Did “Goldfinger” establish the James Bond formula?

Calling any Bond film “the best” is a tough sell. There will always be those that disagree, as “best” is always subjective and never universal. But nearly any Bond fan would agree that Goldfinger (1964) is, at least, one of the best. In nearly any linear ranking of Bond films one can find, if Goldfinger doesn’t take the top spot, it’s at least in the top three—and certainly in the top five. It simply has stood the test of time as one of the crowning achievements of what James Bond is all about, and is revered for its wonderful legacy of pushing the Bond franchise into the ageless, ever-in-demand action franchise it still is today, over 50 years later.

This is because Goldfinger, the third to be produced following Dr. No (1962) and From Russia With Love (1963), is where Bond films fully found their stride. The first two films contained a modesty that Goldfinger shed, yet it still didn’t push into the overblown effects-driven experiences of modern Bond pictures. There is a beautiful balance between both worlds. By the third film, Sean Connery worked out the kinks in the character, fully realizing it here. And at the time of release, setting an English spy film in mostly American locations was a beautiful marketing angle, bridging the pond and ensuring Bond’s ever-important international popularity. Bond may have a license to kill, but Goldfinger gave its producers a license to print money.

Roger Ebert writes, “The Broccoli-Saltzman formula found its lasting form in the making of Goldfinger. The outline was emerging in the first two films, and here it is complete. First, the title sequence, establishing Bond as a sex hound while linking him with a stunt sequence or a spectacular death. Then the summons by M, head of British Secret Service, and the briefing on a villain obsessed by global domination. The flirtation with Moneypenny. The demonstration by Q of new gimmicks invented especially for his next case. Then the introduction of the villain, his murderous and bizarre sidekick, and his female assistant/accomplice/mistress. Bond’s discovery of the nature of the villain’s evil scheme. Bond’s capture and the certainty of death. Bond’s seduction of the villain’s woman. And so on, leading always to a final scene in which Bond is about to enjoy his victory reward: the sensuous fruits of his latest conquest.”

Goldfinger also features many of Bond’s most recognizable images, which itself is a testament to the significance of the formula. Even those unfamiliar with Bond films recognize the likes of Oddjob (Harold Sakata), know the name Pussy Galore (Honor Blackman), have scene the almost-castrating laser scene, and perhaps most importantly, Goldfinger featured the first instance of Bond ordering his ever-famous drink—vodka martini, shaken, not stirred.

Paul Dehn, Goldfinger’s writer, conceived of opening the film with a dialogue-free action sequence that has nothing to do with the rest of the plot. It would give a window into Bond’s lifestyle without any context—something we can sit back and enjoy without any preconception.
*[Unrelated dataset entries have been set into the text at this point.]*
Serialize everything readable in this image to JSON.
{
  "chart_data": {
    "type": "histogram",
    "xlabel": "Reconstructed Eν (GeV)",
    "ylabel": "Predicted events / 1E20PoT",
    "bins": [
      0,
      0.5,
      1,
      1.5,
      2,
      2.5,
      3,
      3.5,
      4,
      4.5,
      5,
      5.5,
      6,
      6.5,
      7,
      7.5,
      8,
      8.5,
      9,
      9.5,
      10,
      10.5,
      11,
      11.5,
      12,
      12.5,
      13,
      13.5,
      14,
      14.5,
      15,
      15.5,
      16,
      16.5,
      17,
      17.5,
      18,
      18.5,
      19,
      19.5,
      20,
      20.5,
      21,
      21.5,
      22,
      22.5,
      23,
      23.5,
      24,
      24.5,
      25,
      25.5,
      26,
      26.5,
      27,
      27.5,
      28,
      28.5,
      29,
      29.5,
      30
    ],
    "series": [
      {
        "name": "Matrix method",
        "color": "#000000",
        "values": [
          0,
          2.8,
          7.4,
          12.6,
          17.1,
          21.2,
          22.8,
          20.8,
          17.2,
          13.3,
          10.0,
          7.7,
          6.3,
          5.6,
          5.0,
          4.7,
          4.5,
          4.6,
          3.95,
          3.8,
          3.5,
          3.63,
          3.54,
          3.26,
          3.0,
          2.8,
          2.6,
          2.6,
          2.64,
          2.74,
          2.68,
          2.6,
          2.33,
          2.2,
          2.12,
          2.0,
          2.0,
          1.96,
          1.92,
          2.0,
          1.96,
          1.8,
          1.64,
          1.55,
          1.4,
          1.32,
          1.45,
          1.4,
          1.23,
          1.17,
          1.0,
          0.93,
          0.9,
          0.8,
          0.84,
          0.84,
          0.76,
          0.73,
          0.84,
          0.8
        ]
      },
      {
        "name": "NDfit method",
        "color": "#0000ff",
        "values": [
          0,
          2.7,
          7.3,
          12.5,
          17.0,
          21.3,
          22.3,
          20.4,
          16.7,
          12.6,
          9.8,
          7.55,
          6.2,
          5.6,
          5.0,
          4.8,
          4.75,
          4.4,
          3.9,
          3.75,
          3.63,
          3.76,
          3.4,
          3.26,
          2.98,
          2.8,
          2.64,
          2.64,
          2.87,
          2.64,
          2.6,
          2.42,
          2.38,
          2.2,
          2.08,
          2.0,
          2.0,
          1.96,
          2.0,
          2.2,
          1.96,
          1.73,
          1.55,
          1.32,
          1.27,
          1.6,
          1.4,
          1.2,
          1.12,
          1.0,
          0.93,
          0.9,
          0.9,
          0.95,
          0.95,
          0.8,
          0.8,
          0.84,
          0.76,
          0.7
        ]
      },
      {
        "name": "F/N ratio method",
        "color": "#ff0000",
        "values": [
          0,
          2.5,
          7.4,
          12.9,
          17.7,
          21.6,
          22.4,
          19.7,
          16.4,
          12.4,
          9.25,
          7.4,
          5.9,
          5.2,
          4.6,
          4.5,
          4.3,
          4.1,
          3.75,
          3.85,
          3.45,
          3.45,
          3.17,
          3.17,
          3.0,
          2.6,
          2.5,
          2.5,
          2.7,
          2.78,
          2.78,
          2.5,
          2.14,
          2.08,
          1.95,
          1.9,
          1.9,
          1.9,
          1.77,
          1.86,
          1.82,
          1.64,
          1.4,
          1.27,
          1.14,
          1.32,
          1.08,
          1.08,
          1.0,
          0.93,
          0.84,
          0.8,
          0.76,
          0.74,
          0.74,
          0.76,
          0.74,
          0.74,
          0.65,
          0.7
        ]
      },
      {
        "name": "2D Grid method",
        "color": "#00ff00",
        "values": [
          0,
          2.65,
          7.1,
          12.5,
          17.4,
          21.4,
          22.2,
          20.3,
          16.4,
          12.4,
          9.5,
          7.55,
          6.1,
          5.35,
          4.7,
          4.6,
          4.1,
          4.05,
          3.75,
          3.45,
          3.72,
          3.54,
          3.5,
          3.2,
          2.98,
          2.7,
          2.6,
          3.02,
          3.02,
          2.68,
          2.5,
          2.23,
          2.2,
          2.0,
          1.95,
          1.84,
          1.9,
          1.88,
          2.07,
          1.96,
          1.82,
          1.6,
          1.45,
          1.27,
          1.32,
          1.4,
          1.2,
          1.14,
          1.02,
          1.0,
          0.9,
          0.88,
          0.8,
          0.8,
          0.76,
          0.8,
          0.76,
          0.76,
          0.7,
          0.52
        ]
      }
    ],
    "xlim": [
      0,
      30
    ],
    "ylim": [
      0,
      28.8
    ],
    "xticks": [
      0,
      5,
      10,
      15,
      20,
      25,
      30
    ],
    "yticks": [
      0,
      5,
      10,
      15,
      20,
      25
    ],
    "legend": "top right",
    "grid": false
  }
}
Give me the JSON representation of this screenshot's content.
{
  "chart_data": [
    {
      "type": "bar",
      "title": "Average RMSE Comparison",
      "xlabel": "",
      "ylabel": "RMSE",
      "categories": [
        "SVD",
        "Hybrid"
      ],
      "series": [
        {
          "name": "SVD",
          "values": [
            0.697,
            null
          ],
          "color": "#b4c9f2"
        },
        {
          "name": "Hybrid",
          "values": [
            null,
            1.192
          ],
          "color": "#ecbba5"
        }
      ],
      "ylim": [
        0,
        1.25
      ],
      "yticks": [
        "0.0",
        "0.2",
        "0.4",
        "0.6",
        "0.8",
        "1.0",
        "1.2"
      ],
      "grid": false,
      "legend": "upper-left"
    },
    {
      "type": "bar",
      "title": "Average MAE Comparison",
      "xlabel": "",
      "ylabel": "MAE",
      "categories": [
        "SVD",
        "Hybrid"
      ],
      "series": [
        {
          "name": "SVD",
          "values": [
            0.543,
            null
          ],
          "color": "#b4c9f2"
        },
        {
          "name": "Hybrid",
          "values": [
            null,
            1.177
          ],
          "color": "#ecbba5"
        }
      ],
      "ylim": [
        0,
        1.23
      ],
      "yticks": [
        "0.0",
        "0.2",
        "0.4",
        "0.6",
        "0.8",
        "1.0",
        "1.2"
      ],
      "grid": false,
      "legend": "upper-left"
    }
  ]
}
Here, Bond emerges from water with a duck strapped to his head, breaks into a facility, plants a bomb, escapes, and reveals a pristine white tuxedo underneath his wetsuit. Moments later, he’s at a party enjoying a drink when the building blows up in the background. He speaks for the first time, ejecting some classic Bond snark. The concept worked, and became part of the formula we’d see repeated in almost every Bond film forward.

Umberto Eco’s 1981 book The Role Of The Reader presented the Bond formula as a nine stage structure that kicked off with Goldfinger. Each step occurs in every film. They aren’t always in this exact order, but each is a guaranteed component of a post-Goldfinger Bond film:

1- M gives a task to Bond

2- The villain appears to Bond

3- Bond gives the first check to the villain or vice versa

4- ‘The girl’ shows herself to Bond

5- Bond possesses the girl or begins her seduction

6- Villain captures Bond then the girl or at the same time

7- The villain tortures Bond and sometimes the girl

8- Bond beats the villain, killing him or his representatives

9- Bond possesses the girl whom he then loses, she either leaves him or she is killed

The formula is a variant of Joseph Campbell’s proven “Hero’s Journey,” and its familiarity is likely a big contributor to Bond’s lasting success. Formulaic storytelling never gets old.

Today, Goldfinger is still an immensely enjoyable Bond film. It hasn’t been outdated by time or technology the way a few Bond films have, its villains still resonate through all of their screwy, oddball Bond eccentricities, and the film is quite humorous, both via Bond’s deadpan wit and the irony of his inefficacy in the story. (Bond truly isn’t that successful in the film. Two women die as a result of their encounters with him, he spends the latter half of the film as a prisoner, and Goldfinger’s (Gert Frobe) evil plan is thwarted by Pussy Galore, not Bond.)

The production design by Ken Adam and art direction of Peter Murton established an aesthetic in Goldfinger that endlessly mirrored the proclivities of its antagonist. That style, along with the cars, gadgets, girls, charismatic villains, and all the other components perfected in Goldfinger contributed to the formula we still treasure today.